Ask HN: Common Patterns for Resiliency in Distributed Systems

2 points by rshetty 8 years ago | 2 comments

I am collating ideas on bringing resiliency in distributed systems at scale. I had previously written a article on this here: https://blog.gojekengineering.com/resiliency-in-distributed-systems-efd30f74baf4

Above article includes:

1) Timeouts

2) Retries

3) Circuit breakers

4) Fallbacks

5) Resiliency Testing

More patterns I can think of include

6) Rate limiting and Throttling

7) Bulkheading

8) Queuing to decouple tasks from consumers

9) Monitoring/alerting (Observability?)

10) Redundancies

Please let me know your experiences with these resiliency patterns.

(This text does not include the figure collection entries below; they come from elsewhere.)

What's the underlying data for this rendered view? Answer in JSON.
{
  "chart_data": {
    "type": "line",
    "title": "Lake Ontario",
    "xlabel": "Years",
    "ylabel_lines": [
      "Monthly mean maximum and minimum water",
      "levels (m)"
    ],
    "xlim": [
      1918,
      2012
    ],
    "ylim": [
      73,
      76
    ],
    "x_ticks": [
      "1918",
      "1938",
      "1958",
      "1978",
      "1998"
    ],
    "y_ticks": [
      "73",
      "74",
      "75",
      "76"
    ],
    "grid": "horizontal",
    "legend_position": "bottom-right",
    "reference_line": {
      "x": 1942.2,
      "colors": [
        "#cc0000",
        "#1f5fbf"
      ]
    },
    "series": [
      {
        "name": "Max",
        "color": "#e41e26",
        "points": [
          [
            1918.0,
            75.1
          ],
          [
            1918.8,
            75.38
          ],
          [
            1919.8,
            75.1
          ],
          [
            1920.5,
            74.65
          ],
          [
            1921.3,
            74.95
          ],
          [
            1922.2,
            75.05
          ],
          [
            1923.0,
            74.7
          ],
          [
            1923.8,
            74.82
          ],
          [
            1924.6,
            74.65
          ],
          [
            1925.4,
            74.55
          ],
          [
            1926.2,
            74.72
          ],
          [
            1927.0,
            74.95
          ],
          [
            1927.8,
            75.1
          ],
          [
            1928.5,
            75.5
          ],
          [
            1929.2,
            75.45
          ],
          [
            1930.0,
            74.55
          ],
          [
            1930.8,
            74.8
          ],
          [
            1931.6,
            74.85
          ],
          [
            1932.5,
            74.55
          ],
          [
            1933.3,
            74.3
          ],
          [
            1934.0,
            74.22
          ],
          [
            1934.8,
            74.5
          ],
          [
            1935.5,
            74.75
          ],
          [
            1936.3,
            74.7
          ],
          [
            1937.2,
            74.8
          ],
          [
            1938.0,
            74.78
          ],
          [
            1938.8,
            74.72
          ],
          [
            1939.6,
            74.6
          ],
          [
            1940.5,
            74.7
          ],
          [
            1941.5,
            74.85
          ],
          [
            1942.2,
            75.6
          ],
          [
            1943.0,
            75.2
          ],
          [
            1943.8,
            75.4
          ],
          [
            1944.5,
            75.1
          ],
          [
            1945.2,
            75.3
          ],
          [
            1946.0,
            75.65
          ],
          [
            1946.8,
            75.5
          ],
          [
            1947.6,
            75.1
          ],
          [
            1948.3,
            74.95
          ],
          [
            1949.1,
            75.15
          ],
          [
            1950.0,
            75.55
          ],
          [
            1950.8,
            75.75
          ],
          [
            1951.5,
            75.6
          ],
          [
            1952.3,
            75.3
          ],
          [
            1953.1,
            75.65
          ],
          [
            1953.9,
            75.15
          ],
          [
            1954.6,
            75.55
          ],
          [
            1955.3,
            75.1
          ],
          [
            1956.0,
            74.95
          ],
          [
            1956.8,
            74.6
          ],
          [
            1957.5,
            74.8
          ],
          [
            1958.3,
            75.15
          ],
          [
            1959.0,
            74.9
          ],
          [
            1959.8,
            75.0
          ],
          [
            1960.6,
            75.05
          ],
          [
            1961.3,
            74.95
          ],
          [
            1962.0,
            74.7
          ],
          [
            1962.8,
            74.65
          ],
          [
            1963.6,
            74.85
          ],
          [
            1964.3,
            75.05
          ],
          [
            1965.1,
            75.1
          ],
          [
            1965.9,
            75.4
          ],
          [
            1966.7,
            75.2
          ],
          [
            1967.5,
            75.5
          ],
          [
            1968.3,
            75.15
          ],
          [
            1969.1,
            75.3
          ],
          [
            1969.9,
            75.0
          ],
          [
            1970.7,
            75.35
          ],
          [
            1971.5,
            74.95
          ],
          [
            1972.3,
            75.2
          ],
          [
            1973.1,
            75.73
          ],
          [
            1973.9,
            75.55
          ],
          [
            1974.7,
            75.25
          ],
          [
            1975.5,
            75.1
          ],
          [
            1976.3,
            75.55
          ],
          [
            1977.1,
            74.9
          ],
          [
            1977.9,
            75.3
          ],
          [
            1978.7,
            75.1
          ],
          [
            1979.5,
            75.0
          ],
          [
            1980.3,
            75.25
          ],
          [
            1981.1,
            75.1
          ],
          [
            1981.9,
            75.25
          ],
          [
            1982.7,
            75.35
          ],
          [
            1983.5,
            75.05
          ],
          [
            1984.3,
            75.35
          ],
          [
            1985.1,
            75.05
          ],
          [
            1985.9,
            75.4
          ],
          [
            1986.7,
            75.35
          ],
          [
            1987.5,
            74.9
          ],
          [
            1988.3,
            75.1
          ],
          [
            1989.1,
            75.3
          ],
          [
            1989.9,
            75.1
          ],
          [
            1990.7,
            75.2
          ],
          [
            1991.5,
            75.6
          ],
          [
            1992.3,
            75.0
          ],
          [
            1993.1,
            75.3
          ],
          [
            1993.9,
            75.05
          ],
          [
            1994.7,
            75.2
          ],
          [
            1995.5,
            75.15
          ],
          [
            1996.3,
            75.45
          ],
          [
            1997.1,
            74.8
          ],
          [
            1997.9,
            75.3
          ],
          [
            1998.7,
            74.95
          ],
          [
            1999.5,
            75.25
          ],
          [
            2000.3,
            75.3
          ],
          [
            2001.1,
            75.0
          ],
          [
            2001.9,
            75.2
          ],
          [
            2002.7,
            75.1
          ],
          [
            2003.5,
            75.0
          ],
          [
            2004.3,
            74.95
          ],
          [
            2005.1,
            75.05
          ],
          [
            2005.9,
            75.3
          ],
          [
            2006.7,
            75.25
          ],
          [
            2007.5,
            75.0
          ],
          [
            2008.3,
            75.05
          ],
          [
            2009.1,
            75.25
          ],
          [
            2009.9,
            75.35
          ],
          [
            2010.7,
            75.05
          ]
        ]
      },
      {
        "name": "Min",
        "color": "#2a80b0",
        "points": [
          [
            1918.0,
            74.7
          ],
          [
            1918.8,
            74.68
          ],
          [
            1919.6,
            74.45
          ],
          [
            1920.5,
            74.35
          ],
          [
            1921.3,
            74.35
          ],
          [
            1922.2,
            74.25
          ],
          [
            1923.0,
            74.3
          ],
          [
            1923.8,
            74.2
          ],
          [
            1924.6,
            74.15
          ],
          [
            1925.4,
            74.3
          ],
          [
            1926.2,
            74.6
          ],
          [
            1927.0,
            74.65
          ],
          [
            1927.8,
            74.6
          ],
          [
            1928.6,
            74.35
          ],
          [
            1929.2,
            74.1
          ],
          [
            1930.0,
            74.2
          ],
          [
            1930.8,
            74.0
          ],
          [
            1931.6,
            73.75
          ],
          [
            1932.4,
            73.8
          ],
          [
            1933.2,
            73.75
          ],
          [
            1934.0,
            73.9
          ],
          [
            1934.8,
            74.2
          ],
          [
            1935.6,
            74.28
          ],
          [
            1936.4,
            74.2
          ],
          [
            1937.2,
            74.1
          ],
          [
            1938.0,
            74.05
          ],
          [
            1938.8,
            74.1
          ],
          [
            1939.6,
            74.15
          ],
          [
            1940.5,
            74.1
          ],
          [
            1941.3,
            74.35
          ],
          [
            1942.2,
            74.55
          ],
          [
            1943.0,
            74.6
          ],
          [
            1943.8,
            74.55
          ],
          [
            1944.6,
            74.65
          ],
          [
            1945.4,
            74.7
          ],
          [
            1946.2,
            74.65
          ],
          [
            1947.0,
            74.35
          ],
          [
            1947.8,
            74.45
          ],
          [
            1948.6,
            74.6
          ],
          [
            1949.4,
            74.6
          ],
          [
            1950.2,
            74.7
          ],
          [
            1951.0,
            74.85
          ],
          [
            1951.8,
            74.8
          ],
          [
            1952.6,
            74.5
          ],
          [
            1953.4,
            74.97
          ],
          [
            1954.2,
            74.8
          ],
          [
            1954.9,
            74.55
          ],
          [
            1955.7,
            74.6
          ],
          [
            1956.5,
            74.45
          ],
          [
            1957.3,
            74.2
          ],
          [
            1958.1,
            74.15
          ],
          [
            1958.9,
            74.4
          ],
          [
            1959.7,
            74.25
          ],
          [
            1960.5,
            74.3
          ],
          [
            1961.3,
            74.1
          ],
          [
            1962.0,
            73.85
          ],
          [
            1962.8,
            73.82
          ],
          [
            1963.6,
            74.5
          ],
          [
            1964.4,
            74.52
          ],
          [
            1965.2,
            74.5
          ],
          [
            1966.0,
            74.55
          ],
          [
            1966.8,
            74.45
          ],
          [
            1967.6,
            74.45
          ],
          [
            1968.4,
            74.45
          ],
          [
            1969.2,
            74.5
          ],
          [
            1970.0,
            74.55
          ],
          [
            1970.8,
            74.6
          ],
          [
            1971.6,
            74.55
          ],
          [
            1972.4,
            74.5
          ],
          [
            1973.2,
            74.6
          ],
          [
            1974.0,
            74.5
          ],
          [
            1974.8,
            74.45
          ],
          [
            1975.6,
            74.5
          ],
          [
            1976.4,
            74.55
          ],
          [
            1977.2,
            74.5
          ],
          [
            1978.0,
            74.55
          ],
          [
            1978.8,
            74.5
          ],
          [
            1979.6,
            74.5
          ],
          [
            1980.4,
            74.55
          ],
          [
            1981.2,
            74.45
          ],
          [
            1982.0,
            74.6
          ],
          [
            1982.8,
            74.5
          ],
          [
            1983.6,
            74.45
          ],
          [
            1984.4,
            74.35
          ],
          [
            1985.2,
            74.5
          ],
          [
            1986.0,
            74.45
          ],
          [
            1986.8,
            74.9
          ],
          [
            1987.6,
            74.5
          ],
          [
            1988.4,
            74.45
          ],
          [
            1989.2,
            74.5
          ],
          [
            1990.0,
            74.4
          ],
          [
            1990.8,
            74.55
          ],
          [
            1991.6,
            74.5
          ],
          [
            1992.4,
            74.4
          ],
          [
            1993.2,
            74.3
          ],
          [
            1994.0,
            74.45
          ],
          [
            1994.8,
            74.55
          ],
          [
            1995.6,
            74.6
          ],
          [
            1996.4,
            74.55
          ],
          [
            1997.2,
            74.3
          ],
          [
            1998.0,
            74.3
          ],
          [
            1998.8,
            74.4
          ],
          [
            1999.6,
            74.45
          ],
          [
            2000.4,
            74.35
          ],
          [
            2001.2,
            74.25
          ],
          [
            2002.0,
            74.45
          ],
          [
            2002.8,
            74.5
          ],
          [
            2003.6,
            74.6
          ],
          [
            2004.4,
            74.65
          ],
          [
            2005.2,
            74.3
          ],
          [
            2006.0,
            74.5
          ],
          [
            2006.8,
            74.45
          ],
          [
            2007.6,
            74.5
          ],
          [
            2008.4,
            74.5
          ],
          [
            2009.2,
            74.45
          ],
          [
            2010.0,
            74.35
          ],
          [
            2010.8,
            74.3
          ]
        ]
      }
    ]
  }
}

Also please feel to pitch in more other patterns if you have encountered any and was of immense help

Thanks for your time :)

anildigital 8 years ago |

Having worked with Elixir for a small web app and these days exploring Akka. I am curious how you are able to achieve above resiliency patterns compared something Akka offers. Fundamentals wise these are concepts, but I am doubtful of handling these concerns properly without Actor model. I haven't read many comparisons between Kubernetes and fault tolerant abstractions such as supervisors etc that Akka provides. Hopefully, you would cover those.

rshetty 8 years ago | |

It is totally possible to implement these patterns without Akka. The blog post highlights the way be implemented some of these patterns.